Reviews from

in the past


Really fun take on the mystery dungeon formula that has you gathering materials during a dungeon run to build a castle for the town shiren has found himself in. It manages to pack a lot of interesting tension into that concept: do you stockpile loads of materials at the expense of more immediately useful items? Do you take the higher quality materials that take up more inventory space, or risk the castle getting damaged in an attack by taking multiple lower quality materials? And that's on top of all the materials having effects that can get you out of a pinch if you use them up! It's a lot more forgiving that the other Shiren titles and you can expect to clear most of your runs, the real issue is, did you clear it well enough to make progress on the castle? This aspect makes it quite a good intro to the series as you won't be completely failing runs nearly as often (given that in other shiren games the main game is over once you've completed a run).

The game honestly feels a little ahead of it's time, insofar as it more closely resembles a more modern "rogue-lite" game with it's multi run progression than it's rougelike contemporaries.

I played the fan translation and despite being overly literal in some places the game's humour still shines through and most of it's jokes landed for me. It's that very silly, often slightly slapstick, style of humour that you found in a lot of games of the era and for the most part it makes playing through the dialogue scenes quite charming.

The graphics are suprisingly nice as well, the 3d environments have that classic nostalgic N64 look to them and I found a lot of the game very soothing to look at. The music is by the Dragon Quest guy though which means there aren't really many standout tracks, maybe one or two I actually liked (pretty normal for DQ music).

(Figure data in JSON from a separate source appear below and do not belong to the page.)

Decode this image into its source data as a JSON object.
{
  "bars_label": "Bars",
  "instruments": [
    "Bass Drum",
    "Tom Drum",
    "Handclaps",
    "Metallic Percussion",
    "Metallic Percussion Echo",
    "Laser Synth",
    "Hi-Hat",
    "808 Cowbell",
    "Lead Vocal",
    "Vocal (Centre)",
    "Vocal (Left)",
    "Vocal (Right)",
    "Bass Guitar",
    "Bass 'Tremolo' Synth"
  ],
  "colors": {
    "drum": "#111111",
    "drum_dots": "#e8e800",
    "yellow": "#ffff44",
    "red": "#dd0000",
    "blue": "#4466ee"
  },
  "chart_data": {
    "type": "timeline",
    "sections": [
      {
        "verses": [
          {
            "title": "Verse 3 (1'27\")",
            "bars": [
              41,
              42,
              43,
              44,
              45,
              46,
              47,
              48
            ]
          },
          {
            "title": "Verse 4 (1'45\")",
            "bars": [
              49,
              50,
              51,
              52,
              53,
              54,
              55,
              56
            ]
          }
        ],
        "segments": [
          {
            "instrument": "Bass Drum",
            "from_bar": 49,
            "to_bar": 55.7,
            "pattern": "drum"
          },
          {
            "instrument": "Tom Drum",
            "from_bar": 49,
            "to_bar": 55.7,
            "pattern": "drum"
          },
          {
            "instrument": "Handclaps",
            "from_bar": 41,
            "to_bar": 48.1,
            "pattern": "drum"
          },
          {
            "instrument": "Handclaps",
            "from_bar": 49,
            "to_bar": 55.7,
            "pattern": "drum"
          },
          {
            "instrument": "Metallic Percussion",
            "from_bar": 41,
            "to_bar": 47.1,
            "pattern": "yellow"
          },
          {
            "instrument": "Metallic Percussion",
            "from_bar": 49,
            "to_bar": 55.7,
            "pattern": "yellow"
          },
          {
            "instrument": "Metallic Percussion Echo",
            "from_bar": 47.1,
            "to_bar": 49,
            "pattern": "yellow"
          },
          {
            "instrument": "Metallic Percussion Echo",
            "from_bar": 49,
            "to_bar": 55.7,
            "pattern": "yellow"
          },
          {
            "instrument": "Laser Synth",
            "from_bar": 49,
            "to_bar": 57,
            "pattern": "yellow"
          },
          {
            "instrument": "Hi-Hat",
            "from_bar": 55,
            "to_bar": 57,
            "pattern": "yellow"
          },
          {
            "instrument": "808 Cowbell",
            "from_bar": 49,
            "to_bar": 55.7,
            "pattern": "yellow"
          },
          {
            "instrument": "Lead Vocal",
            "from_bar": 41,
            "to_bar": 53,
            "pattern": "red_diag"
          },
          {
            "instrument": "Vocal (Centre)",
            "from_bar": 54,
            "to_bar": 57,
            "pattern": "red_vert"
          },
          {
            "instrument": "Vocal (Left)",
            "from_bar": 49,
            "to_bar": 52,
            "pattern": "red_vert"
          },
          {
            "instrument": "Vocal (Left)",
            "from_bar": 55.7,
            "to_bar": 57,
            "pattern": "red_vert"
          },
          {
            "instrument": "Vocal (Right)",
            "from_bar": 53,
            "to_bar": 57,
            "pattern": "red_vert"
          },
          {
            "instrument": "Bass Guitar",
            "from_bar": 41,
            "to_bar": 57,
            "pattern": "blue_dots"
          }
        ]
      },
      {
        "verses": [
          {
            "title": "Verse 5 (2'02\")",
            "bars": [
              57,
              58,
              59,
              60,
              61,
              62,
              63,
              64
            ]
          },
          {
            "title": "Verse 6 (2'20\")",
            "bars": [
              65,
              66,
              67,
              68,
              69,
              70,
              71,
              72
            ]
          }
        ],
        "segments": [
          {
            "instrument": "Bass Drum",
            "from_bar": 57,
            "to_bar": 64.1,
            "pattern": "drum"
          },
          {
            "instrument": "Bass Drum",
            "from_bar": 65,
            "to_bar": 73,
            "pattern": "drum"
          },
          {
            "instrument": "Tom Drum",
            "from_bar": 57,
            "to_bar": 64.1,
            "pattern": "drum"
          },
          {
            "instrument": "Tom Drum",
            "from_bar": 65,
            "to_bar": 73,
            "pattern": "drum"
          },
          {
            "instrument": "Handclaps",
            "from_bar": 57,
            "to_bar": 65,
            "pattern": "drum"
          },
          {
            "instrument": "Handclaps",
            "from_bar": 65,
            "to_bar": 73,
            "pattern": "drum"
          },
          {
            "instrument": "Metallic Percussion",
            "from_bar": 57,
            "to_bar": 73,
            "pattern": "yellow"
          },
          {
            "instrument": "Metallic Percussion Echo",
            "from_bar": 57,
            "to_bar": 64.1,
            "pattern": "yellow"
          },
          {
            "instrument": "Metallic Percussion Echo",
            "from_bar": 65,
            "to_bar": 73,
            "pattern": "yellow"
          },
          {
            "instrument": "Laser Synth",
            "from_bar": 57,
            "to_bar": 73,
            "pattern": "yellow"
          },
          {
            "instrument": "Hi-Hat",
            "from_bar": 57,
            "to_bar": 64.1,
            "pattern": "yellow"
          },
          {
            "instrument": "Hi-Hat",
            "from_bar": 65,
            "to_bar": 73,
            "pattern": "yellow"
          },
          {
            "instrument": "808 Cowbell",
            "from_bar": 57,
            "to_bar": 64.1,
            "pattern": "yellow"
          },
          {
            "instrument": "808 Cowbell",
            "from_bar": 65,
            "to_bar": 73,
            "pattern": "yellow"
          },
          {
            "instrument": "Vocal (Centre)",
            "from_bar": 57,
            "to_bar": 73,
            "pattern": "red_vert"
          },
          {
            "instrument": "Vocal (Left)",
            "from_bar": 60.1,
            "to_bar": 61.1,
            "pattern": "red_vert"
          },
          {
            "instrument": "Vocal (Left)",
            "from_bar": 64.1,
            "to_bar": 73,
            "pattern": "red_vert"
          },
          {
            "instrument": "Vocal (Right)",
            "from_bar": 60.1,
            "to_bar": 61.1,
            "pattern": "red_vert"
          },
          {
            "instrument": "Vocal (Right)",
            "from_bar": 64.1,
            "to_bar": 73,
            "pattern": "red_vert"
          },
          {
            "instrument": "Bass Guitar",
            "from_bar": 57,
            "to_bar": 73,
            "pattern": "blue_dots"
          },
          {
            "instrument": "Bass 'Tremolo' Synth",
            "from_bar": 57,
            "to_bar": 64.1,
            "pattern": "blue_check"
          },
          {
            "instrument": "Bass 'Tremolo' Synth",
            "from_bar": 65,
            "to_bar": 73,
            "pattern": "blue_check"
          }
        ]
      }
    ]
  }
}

My only real complaint is how fiddly the inventory management is, having to put everything it pots to increase how much you can carry.

Really glad to have given this a shot!

At first, I tried to play this game like it was Shiren 1: attacking the dungeon fresh every time with no items brought over from previous forays. Now, whereas Shiren 1 initially presents one dungeon, the epic 30-floor Table Mountain, Shiren 2 offers three, each gated behind the last: the 10-floor Shuten Trail Easy, the 13-floor Shuten Trail Medium, and the 15-floor Shuten Trail Hard. None of them are as good as Table Mountain—their environments aren't as diverse, their fixed floors aren't as gorgeous, they don't sell the journey as well—and Shuten Trail Hard lives up to its name; I spent a while bashing my head against it before I finished it, and I didn't entirely enjoy the process.

Shiren 1 was a hardcore item management sim with some crafting elements, but Shiren 2 leans more into crafting: you can fuse equipment together not only using fusion pots but also with a new enemy, the Mixer, who also lets you fuse equipment with consumable items to give it special effects. As a result, success depends a bit less on how well you manage your items and a bit more on how many broken effects you can stack on your sword—and when you're not guaranteed to find the items you need to do that, when you indeed might not find a sword at all for several floors, that makes the experience less enjoyable. And unlike in Shiren 1, beating the game requires you to clear these dungeons again and again and again as you gather resources to build your castle. Furthermore, carrying items between runs has gone from painful to trivial, with a much larger storehouse and more opportunities to stock it. (Technically it works the same way—following a successful run, you return to town with your inventory intact, giving you the opportunity to store everything—but in Shiren 1 a single successful run meant you had won the game, so there wasn't much point.)

But after clearing Shuten Trail Hard for the first time, I threw my "no external items" rule out the window and started bringing in everything. I brought so many consumables that dying was nearly impossible; I brought the same sword and shield into every trip, upgrading them until enemies could hardly scratch me and I could wipe them out in a single hit. And I had much more fun doing that—I enjoyed it almost as much as I did Shiren 1 (I still found repeatedly clearing the same dungeon a little repetitive, no escaping that). In Shiren 1, inter-run progression was a sideshow, but here it's the focus: building up your castle, building up your Katana+25, building friendships with the NPCs. And you can't just pretend it isn't.

The final dungeon, Onigashima, was a bit of a letdown: I once again tried to beat it without any items and didn't really enjoy it; and when I relented, I cleared it on my first try without any struggle. Anticlimactic!

The art and writing are also going for something completely different this time around: less mythic, more cartoony. I think the former is a slight downgrade: Shiren 1 is one of the best-looking games on SNES and Shiren 2 is merely very pretty. The latter is a matter of taste, since the biggest change is making the writing a focus at all, but I found the cutscenes funny (and incredibly well-directed, particularly the sequence after a successful Shuten Trail run where Shiren rafts triumphantly down the mountain with his new castle parts in tow).

The sountrack has a few too many Shiren 1 remixes, but it isn't as bad as Torneko 2, where every track was a Torneko 1 remix—which were all variations on the same motif to begin with!

I haven't played the postgame yet and I don't know if I will. I came away from Shiren 1's postgame frustrated—I couldn't beat the third postgame dungeon and I hated the second (the first was fine).

If you can accept Shiren 2 for what it is, it's a worthy sequel.